From this Genesis 2 perspective, God is closer to us than we are even aware. The Apostle Paul told the Colossians that all things are held together in him. And a few hundred years later, St. Augustine, the famous fourth century theologian, claimed, “God is more intimate to me than I am to myself.” God is involved. He works for us, with us, and through us. So, our life of prayer should not only be characterized by humility and reverence but also by our authentic presence and emotional conviction.

I often hear people say that we should be honest with God because he knows everything already, and I agree, but that implies we are doing all the talking, which is not how prayer really works. Sometimes we’re supposed to listen. In both cases, we have to learn how to “be present” before God. We have to learn that if we are angry or sad, God needs to be a part of that. And if we are happy and filled with excitement, God needs to be a part of that too. He has shared the breath of life with each of us, and each of us should share our life with him. This is something we have to learn and practice and discuss with one another, because we don’t do a very good job in our culture of simply being present with anything or anyone, much less with God. But Abraham, Isaac, Jacob, David, Jesus, Paul, Peter, and many people since them knew how, and it changed their lives.

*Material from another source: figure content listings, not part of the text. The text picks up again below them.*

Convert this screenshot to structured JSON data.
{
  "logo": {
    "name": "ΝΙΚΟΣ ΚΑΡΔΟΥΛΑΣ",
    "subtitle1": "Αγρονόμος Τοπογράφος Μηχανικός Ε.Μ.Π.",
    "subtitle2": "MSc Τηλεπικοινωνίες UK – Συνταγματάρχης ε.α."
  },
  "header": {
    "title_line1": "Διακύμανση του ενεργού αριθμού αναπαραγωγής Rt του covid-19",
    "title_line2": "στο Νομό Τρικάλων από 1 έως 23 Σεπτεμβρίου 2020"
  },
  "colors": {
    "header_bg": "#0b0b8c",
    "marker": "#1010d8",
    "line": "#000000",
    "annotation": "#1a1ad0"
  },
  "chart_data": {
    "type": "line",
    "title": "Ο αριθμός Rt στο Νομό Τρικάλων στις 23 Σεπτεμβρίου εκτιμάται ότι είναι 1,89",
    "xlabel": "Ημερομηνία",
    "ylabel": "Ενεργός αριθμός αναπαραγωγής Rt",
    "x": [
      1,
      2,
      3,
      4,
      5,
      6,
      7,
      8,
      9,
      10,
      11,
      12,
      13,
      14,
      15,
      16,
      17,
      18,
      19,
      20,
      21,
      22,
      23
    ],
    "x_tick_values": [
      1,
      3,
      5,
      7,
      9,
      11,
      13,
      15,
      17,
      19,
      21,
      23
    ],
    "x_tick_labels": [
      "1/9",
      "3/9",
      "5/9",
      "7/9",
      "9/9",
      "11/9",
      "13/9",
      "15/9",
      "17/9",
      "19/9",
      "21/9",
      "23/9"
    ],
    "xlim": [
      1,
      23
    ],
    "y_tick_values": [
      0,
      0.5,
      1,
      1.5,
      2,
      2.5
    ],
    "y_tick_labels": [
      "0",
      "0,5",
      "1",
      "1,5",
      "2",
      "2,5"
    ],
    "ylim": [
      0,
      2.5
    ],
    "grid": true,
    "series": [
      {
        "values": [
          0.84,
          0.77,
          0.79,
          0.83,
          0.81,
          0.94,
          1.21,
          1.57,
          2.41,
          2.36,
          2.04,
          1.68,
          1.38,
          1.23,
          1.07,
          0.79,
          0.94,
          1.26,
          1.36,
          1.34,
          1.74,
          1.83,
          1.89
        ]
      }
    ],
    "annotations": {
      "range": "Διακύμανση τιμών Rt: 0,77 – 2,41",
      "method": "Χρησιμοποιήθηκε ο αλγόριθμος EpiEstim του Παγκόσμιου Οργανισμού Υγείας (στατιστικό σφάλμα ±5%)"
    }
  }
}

If we are authentic and present in our life of prayer, our emotional conviction will come naturally. Before I became better acquainted with charismatic Christians, I was highly critical of “emotionalism”, as many people are today. And I still think that it can become dangerously self satisfying, but I have also learned that emotional conviction is important. Our feelings can deceive us, but they are powerful motivators and a central part of who we are in any given moment. I believe an intimate creator would wish for his creation to embrace emotional experiences with him, but like reverence, how that happens will vary from person to person, so we have to give one another other plenty of room to let it happen the way it needs to happen.

If we take Genesis 1 and 2 seriously, the god that we respond to is farther away than we can ever imagine but closer than we can ever know. He’s supremely powerful but intricately forming us. There’s a mystery about him, a paradox. And it is this paradox that makes God everything we’ve ever needed him to be. There’s nothing wrong with books about prayer. There’s a little book called Contemplative Prayer by Thomas Merton that I read every couple of years and another book called The Art of Prayer by Igumen Chariton that I’m working through. They’re encouraging and useful. But, they aren’t necessary. I often tell my students that if they want to approach something the right way, they need to understand it the right way. And I believe that if we keep the god of Genesis 1 and 2 before us, then we will naturally approach him with humility, reverence, our authentic presence, and emotional conviction. I believe we will each be approaching God as he would have us approach him.